Dinkes Tulangbawang Sidak Penjualan Obat Sirop di Apotek Wilayah Banjaragung

( kata)
Dinkes Tulangbawang Sidak Penjualan Obat Sirop di Apotek Wilayah Banjaragung
Sekretaris Dinas Kesehatan Kabupaten Tulangbawang, Solihin saat sidak di sejumlah apotek. Lampost.co/Ferdi Irwanda


Menggala (Lampost.co): Dinas Kesehatan Kabupaten Tulangbawang melakukan sidak dan pengawasan penjualan obat sirop di sejumlah apotek di Kecamatan Banjaragung, Senin, 24 Oktober 2022.

Hal itu menindaklanjuti instruksi Kementerian Kesehatan yang melarang lima jenis obat sirop menyusul meningkatnya kasus gagal ginjal akut misterius pada anak. 

"Kami melakukan pembinaan dan pengawasan terkait obat-obatan yang saat ini tidak boleh lagi diedarkan serta diperjualbelikan di masyarakat sesuai dengan arahan dari Kemenkes," kata Kadis Kesehatan Kabupaten Tulangbawang, Fhatoni. 

Baca juga: Polres Pringsewu Cek Sejumlah Apotek Cegah Peredaran Sirop Berbahaya

Dia menjelaskan, terdapat empat apotek yang disidak diantaranya Apotek Tito, Apotek Kibang, Apotek Morsa, dan Apotek Tugu Kuning.

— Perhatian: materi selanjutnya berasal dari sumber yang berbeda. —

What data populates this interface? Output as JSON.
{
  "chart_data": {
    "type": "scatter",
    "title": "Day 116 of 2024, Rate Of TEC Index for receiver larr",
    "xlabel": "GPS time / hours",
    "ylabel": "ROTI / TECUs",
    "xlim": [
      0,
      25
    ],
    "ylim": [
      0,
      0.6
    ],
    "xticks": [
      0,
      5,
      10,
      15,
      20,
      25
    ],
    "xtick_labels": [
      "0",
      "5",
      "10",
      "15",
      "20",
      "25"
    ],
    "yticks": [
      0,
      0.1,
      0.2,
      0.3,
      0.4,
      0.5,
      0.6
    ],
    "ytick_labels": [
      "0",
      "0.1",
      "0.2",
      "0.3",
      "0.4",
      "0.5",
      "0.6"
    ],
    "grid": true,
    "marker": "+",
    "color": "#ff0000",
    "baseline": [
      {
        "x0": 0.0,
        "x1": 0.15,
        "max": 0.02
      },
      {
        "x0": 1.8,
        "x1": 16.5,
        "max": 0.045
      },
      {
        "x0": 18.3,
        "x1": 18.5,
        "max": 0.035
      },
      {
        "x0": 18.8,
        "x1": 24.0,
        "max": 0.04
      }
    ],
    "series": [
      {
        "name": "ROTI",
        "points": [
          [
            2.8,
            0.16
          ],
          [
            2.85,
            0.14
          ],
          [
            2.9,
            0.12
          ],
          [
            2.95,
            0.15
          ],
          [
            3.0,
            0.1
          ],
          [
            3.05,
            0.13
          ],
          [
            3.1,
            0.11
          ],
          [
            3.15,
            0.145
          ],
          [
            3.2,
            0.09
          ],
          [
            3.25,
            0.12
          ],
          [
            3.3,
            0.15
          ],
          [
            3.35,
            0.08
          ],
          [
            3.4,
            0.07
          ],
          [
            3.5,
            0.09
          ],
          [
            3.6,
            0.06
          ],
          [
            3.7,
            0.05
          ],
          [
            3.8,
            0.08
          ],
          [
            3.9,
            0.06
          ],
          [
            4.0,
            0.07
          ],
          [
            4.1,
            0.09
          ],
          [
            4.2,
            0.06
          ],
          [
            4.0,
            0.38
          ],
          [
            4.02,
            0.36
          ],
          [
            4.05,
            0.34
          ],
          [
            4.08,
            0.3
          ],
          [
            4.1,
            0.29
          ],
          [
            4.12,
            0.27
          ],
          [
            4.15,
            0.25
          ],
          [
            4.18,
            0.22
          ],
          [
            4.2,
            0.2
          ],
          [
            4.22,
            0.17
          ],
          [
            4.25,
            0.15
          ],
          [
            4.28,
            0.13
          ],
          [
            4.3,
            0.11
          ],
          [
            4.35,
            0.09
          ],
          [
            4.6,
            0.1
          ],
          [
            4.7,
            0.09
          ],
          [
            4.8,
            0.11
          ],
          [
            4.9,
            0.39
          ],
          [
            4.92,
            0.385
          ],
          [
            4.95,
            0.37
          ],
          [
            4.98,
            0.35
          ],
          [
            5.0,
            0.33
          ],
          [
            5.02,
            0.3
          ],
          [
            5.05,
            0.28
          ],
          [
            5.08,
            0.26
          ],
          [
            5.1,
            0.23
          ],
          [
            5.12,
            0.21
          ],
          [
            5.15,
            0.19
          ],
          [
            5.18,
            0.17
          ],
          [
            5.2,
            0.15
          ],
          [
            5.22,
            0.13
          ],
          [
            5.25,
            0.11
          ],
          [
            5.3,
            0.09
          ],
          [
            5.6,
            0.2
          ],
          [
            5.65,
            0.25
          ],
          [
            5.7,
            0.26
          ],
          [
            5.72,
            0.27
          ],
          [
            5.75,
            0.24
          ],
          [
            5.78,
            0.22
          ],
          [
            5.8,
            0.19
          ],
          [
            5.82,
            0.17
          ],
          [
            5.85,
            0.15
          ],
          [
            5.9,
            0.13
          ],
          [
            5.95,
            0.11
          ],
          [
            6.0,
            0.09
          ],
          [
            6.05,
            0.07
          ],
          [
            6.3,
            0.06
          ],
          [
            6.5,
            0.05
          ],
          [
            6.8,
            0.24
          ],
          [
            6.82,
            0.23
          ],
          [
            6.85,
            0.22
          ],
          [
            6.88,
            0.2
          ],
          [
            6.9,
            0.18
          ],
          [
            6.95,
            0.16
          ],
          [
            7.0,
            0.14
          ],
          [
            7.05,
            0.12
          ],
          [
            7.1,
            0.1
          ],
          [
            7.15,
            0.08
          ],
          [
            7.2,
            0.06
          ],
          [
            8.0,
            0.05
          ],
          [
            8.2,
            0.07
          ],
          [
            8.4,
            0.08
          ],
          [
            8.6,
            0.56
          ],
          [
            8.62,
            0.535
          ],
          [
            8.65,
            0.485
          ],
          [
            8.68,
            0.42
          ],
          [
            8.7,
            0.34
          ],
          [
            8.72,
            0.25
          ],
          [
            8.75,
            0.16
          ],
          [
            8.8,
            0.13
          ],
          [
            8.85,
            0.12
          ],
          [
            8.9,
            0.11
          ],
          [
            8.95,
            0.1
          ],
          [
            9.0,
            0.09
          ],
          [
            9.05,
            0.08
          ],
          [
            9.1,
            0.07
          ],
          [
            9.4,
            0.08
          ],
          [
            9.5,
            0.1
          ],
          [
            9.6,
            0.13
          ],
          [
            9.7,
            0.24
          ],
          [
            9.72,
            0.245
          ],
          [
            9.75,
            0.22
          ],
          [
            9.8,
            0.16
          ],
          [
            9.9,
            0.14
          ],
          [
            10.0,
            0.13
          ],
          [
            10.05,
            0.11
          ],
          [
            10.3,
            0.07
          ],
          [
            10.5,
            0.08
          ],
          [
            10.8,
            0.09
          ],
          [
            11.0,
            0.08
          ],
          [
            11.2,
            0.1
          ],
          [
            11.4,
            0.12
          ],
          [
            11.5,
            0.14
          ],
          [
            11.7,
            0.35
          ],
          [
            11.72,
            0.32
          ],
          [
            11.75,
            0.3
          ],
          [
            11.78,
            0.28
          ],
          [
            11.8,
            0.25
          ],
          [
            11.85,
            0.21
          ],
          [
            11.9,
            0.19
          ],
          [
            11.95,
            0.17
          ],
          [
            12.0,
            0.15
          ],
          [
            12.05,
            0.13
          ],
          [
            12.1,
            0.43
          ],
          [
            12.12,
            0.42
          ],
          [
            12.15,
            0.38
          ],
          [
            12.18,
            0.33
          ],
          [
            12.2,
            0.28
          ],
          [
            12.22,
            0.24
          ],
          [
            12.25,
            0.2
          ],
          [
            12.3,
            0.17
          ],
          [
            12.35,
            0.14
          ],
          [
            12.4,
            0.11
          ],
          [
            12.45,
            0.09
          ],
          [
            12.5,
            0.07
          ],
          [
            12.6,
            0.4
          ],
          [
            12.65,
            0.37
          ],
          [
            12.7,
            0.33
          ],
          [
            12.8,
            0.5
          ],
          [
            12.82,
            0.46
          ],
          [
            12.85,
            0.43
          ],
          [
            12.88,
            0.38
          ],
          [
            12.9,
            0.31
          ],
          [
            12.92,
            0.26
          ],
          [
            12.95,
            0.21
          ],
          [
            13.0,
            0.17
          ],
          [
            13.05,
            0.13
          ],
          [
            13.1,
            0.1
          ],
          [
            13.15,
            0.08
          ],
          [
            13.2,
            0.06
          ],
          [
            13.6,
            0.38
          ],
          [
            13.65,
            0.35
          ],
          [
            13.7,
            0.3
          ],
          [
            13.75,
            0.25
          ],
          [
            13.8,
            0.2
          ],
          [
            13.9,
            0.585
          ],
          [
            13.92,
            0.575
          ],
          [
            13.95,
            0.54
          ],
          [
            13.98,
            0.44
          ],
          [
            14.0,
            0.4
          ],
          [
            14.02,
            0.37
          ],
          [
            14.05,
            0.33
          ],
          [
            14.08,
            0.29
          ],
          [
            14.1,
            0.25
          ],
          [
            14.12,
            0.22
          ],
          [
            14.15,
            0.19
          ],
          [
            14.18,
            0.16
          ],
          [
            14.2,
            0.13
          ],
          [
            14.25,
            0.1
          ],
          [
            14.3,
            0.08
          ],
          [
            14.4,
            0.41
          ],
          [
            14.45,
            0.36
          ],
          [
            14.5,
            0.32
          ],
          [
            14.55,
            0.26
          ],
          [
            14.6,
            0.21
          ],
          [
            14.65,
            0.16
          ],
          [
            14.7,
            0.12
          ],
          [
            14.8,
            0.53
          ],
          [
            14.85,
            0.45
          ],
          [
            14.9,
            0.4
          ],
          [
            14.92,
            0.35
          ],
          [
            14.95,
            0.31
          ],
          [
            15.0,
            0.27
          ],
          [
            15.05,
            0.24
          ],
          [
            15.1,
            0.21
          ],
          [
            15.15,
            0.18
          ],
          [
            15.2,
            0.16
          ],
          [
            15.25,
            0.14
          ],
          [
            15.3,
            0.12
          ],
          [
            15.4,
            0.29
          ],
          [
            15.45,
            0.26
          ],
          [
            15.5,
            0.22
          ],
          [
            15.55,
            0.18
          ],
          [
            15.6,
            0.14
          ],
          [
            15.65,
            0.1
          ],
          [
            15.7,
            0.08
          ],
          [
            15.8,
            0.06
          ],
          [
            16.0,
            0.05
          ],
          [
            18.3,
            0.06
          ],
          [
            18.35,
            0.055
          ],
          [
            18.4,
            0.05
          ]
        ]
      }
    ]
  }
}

Ia mengaku dari empat apotek tersebut, pihaknya tidak menemukan obat sirup yang telah dilarang. 

"Obat sirop yang dilarang sesuai edaran BPOM tidak ada lagi yang jual untuk sementara. Kami imbau warga untuk lebih selektip dan mengunakan resep dokter saat membeli obat," ujar dia. 

Dia memastikan sejauh ini belum ada pasien gagal ginjal ditemukan di wilayah Kabupaten Sai Bumi Nengah Nyappur. "Belum ada yang kami temukan," katanya. 

Sementara itu, salah satu pengelola Apotek Abdul Rahman mengaku, sejak sepekan tidak menjual obat bentuk sirup. Saat ini pihaknya masih menunggu kejelasan dari pihak pemerintah dan berharap ada solusi. "Sudah lama enggak jual lagi obat sirop," katanya.